Ricatto sessuale a un sacerdote, i soldi usati per un tavolo privato in discoteca
Un ingresso del tribunale di Monza (Foto by Fabrizio Radaelli)

Ricatto sessuale a un sacerdote, i soldi usati per un tavolo privato in discoteca

Una buona parte die soldi estorti a un sacerdote con un ricatto sessuale sono stati usati per pagare un tavolo privato e champagne in discoteca: emerge dall’inchiesta che ha portato in carcere quattro persone, incluse una di Bernareggio e una di Ronco.

Buona parte dei soldi del ricatto spesi per “un tavolo con gli amici in discoteca”. E’ quanto emerge dagli interrogatori dei ragazzi coinvolti nella presunta estorsione a un parroco di Zogno (Bergamo), finiti in carcere in virtù dell’ordinanza emessa dal gip di Monza Silvia Pansini, su richiesta del pm Marco Santini.

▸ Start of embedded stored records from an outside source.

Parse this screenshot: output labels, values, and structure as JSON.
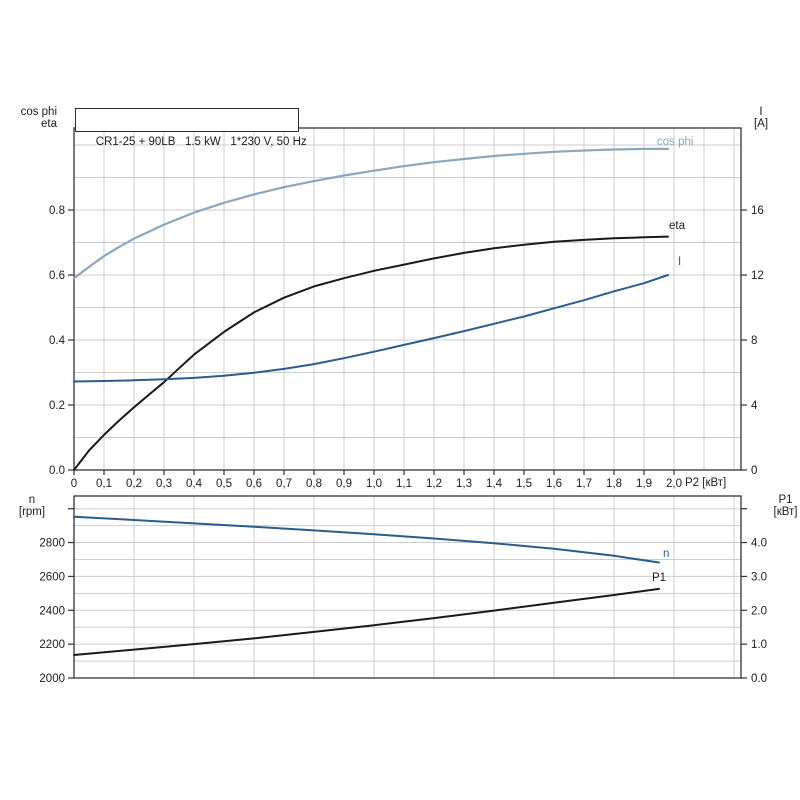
{
  "title_box": "CR1-25 + 90LB   1.5 kW   1*230 V, 50 Hz",
  "colors": {
    "light_blue": "#8ca6bf",
    "dark_blue": "#2b5c8c",
    "black": "#1a1a1a",
    "grid": "#c9cdd2",
    "frame": "#333333"
  },
  "chart_data": [
    {
      "type": "line",
      "x_axis": {
        "label": "P2 [кВт]",
        "min": 0,
        "max": 2.2233,
        "tick_step": 0.1,
        "grid_step": 0.1,
        "tick_labels": [
          "0",
          "0,1",
          "0,2",
          "0,3",
          "0,4",
          "0,5",
          "0,6",
          "0,7",
          "0,8",
          "0,9",
          "1,0",
          "1,1",
          "1,2",
          "1,3",
          "1,4",
          "1,5",
          "1,6",
          "1,7",
          "1,8",
          "1,9",
          "2,0"
        ]
      },
      "y_left": {
        "title_lines": [
          "cos phi",
          "eta"
        ],
        "min": 0,
        "max": 1.0523,
        "grid_step": 0.1,
        "ticks": [
          0,
          0.2,
          0.4,
          0.6,
          0.8
        ],
        "tick_labels": [
          "0.0",
          "0.2",
          "0.4",
          "0.6",
          "0.8"
        ]
      },
      "y_right": {
        "title_lines": [
          "I",
          "[A]"
        ],
        "min": 0,
        "max": 21.05,
        "ticks": [
          0,
          4,
          8,
          12,
          16
        ],
        "tick_labels": [
          "0",
          "4",
          "8",
          "12",
          "16"
        ]
      },
      "series": [
        {
          "name": "cos phi",
          "axis": "left",
          "color": "#8ca6bf",
          "width": 2.2,
          "x": [
            0,
            0.05,
            0.1,
            0.15,
            0.2,
            0.3,
            0.4,
            0.5,
            0.6,
            0.7,
            0.8,
            0.9,
            1.0,
            1.1,
            1.2,
            1.3,
            1.4,
            1.5,
            1.6,
            1.7,
            1.8,
            1.9,
            1.98
          ],
          "y": [
            0.59,
            0.625,
            0.658,
            0.686,
            0.712,
            0.755,
            0.792,
            0.822,
            0.848,
            0.87,
            0.889,
            0.906,
            0.921,
            0.935,
            0.947,
            0.957,
            0.966,
            0.973,
            0.979,
            0.983,
            0.986,
            0.988,
            0.988
          ]
        },
        {
          "name": "eta",
          "axis": "left",
          "color": "#1a1a1a",
          "width": 2,
          "x": [
            0,
            0.05,
            0.1,
            0.15,
            0.2,
            0.25,
            0.3,
            0.35,
            0.4,
            0.5,
            0.6,
            0.7,
            0.8,
            0.9,
            1.0,
            1.1,
            1.2,
            1.3,
            1.4,
            1.5,
            1.6,
            1.7,
            1.8,
            1.9,
            1.98
          ],
          "y": [
            0,
            0.06,
            0.108,
            0.152,
            0.193,
            0.232,
            0.27,
            0.313,
            0.355,
            0.425,
            0.485,
            0.53,
            0.565,
            0.59,
            0.613,
            0.632,
            0.651,
            0.668,
            0.682,
            0.693,
            0.702,
            0.708,
            0.713,
            0.716,
            0.718
          ]
        },
        {
          "name": "I",
          "axis": "right",
          "color": "#2b5c8c",
          "width": 2,
          "x": [
            0,
            0.1,
            0.2,
            0.3,
            0.4,
            0.5,
            0.6,
            0.7,
            0.8,
            0.9,
            1.0,
            1.1,
            1.2,
            1.3,
            1.4,
            1.5,
            1.6,
            1.7,
            1.8,
            1.9,
            1.98
          ],
          "y": [
            5.45,
            5.48,
            5.52,
            5.58,
            5.67,
            5.8,
            5.98,
            6.22,
            6.52,
            6.88,
            7.28,
            7.7,
            8.12,
            8.55,
            9.0,
            9.45,
            9.95,
            10.45,
            11.0,
            11.5,
            12.0
          ]
        }
      ]
    },
    {
      "type": "line",
      "x_axis": {
        "label": "",
        "min": 0,
        "max": 2.2233,
        "tick_step": 0.1,
        "grid_step": 0.2,
        "tick_labels": []
      },
      "y_left": {
        "title_lines": [
          "n",
          "[rpm]"
        ],
        "min": 2000,
        "max": 3075,
        "grid_step": 100,
        "ticks": [
          2000,
          2200,
          2400,
          2600,
          2800,
          3000
        ],
        "tick_labels": [
          "2000",
          "2200",
          "2400",
          "2600",
          "2800",
          ""
        ]
      },
      "y_right": {
        "title_lines": [
          "P1",
          "[кВт]"
        ],
        "min": 0,
        "max": 5.375,
        "ticks": [
          0,
          1,
          2,
          3,
          4,
          5
        ],
        "tick_labels": [
          "0.0",
          "1.0",
          "2.0",
          "3.0",
          "4.0",
          ""
        ]
      },
      "series": [
        {
          "name": "n",
          "axis": "left",
          "color": "#2b5c8c",
          "width": 2,
          "x": [
            0,
            0.2,
            0.4,
            0.6,
            0.8,
            1.0,
            1.2,
            1.4,
            1.6,
            1.8,
            1.95
          ],
          "y": [
            2952,
            2933,
            2913,
            2893,
            2872,
            2849,
            2824,
            2796,
            2763,
            2722,
            2682
          ]
        },
        {
          "name": "P1",
          "axis": "right",
          "color": "#1a1a1a",
          "width": 2,
          "x": [
            0,
            0.2,
            0.4,
            0.6,
            0.8,
            1.0,
            1.2,
            1.4,
            1.6,
            1.8,
            1.95
          ],
          "y": [
            0.68,
            0.84,
            1.0,
            1.17,
            1.36,
            1.56,
            1.77,
            1.99,
            2.22,
            2.45,
            2.63
          ]
        }
      ]
    }
  ]
}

In carcere ci sono quattro persone, due ventiduenni - uno di Bernareggio e l’altro di Missaglia - un 28enne di Ronco Briantino, e un uomo di 57 anni. Agli arresti domiciliari, invece, c’è l’unica ragazza del gruppo. Da quanto emerso, gli indagati sarebbero apparsi non pienamente consapevoli della gravità del reato che gli viene contestato (estorsione aggravata), punito con una pena che parte dai sette anni di reclusione. Uno di loro al momento dell’esecuzione della misura, si sarebbe rimasto sbalordito. Il parroco, secondo la ricostruzione dei carabinieri, è finito in una trappola.

Uno dei ragazzi aveva risposto a una richiesta di prestazione sessuale su internet, dando appuntamento in una zona appartata al sacerdote. Quando questi, insospettito, ha interrotto l’appuntamento pagando la cifra stabilita, sono comparsi i complici, minacciando il sacerdote di denuncia per aver avuto un rapporto con un minorenne. Nonostante il giovane avesse in realtà 23 anni, le richieste di denaro si erano fatte sempre più insistenti. In un primo momento il parroco aveva pagato ma poi, all’ennesima minaccia, tra cui quella di rivelare tutto a una trasmissione tv, si è rivolto ai carabinieri che hanno inchiodato i truffatori filmandoli mentre ritiravano il denaro del ricatto.

Secondo quanto avrebbe dichiarato uno degli indagati 22enni, una fetta del “bottino”, circa 1.200 euro, sono stati spesi per una serata tra amici in discoteca, tra la prenotazione di un tavolo riservato, e varie bottiglie di champagne.